BAB I
PENDAHULUAN1.1 latar Belakang
Semantik memegang peranan penting dalam berkomunikasi. Karena bahasa yang digunakan dalam berkomunikasi adalah tidak lain untuk menyampaikan suatu makna (Sutedi :2003:103). Misalnya seseorang menyampaikan ide dan pikiran kepada lawan bicara, lalu lawan bicaranya bisa memahami apa yang disampaikan. Hal ini disebabkan karena ia bisa menyerap makna yang disampaikan dengan baik. Semantik tidak hanya membahas kata-kata yang bermakna leksikal saja, tetapi juga membahas makna kata-kata yang tidak bermakna bila tidak dirangkaikan dengan kata lain seperti partikel atau kata bantu, yang hanya memiliki makna gramatikal.
Bagi pembelajar bahasa Jepang, terkadang suatu kata, maknanya tidak dimuat secara keseluruhan, baik dalam kamus maupun dalam buku pelajaran bahasa Jepang.

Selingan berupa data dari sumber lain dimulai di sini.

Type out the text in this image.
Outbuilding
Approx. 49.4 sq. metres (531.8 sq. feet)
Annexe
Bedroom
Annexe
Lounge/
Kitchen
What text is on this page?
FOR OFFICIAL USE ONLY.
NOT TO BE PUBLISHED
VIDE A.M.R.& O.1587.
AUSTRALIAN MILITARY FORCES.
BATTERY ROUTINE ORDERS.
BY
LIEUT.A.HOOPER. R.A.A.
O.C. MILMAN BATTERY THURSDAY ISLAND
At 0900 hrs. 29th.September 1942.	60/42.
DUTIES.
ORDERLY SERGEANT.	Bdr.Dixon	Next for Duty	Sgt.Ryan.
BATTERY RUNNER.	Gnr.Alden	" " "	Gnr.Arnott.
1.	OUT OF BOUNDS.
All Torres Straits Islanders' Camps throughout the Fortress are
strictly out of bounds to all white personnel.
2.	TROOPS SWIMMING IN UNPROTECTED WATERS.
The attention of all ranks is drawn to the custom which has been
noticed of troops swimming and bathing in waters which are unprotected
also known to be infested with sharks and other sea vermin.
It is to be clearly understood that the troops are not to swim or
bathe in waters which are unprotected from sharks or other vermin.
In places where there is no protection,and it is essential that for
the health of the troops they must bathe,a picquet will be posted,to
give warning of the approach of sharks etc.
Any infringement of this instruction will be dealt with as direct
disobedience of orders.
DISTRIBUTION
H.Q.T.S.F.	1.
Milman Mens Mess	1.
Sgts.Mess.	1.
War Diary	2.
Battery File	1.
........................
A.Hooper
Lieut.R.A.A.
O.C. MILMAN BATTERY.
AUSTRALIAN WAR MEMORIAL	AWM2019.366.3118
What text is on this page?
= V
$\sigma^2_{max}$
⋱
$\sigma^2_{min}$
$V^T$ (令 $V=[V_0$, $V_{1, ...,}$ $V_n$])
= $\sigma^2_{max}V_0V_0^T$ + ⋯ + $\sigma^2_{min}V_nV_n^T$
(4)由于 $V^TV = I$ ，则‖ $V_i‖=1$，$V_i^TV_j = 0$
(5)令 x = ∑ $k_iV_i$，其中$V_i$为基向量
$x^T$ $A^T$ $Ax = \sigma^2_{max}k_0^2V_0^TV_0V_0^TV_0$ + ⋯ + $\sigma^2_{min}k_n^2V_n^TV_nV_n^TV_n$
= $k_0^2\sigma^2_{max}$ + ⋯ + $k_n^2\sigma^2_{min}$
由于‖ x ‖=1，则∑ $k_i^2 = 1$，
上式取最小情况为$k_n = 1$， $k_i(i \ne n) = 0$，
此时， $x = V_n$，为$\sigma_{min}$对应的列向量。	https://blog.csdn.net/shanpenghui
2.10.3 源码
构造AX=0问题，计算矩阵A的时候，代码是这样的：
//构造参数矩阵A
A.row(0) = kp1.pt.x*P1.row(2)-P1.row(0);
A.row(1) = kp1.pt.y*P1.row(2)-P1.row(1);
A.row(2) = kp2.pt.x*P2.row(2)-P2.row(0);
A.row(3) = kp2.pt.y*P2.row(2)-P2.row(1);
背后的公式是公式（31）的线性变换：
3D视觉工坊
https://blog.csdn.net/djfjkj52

Akibatnya pembelajar bahasa Jepang sering melakukan kesalahan dengan penutur asli. Maka untuk mengantisipasi hal hal tersebut, dan juga karena komunikasi merupakan faktor yang sangat penting dalam kehidupan bermasyarakat, kebutuhan untuk memahami semantik menjadi sangat penting.
1.2 Tujuan
Tujuan makalah ini adalah untuk memahami pengertian semantik, cakupannya, dan memahami pengertian makna.
1.3 Rumusan masalah
Rumusan masalah yang diutarakan dalam masalah ini adalah :
1. Pengertian semantik
2. Cakupan semantik
3. Pengertian makna
BAB II
PEMBAHASAN
2.1 Pengertian Semantik
Kata semantik dalam bahasa Indonesia (Inggris : semantics) berasal dari bahasa Yunani sema (kata benda) yang berarti tanda atau lambang. Kata kerjanya adalah semaino yang berarti “menandai” atau “melambangkan”. Yang dimaksud dengan tanda atau lambang disini sebagai padanan kata dari sema itu adalah tanda linguistik. Seperti yang dikemukan oleh Ferdinand De Saussure dalam Chaer (1994:285) bahwa setiap tanda linguistik terdiri dari dua komponen yaitu : (1) komponnen yang mengartikan yang berwujud bentuk-bentuk bunyi bahasa. Misalnya, (Perancis : significant, Inggris : signifier) dan (2) komponen yang diartikan atau makna dari komponen pertama. Misalnya, (Perancis : signifie, Inggris : signified) sebenarnya tidak lain daripada konsep atau makna sesuatu tanda bunyi. Kedua komponen ini adalah merupakan tanda atau lambang, sedangkan yang ditandai atau yang dilambanginya adalah sesuatu yang berada diluar bahasa yang lazim disebut referen atau hal yang ditunjuk.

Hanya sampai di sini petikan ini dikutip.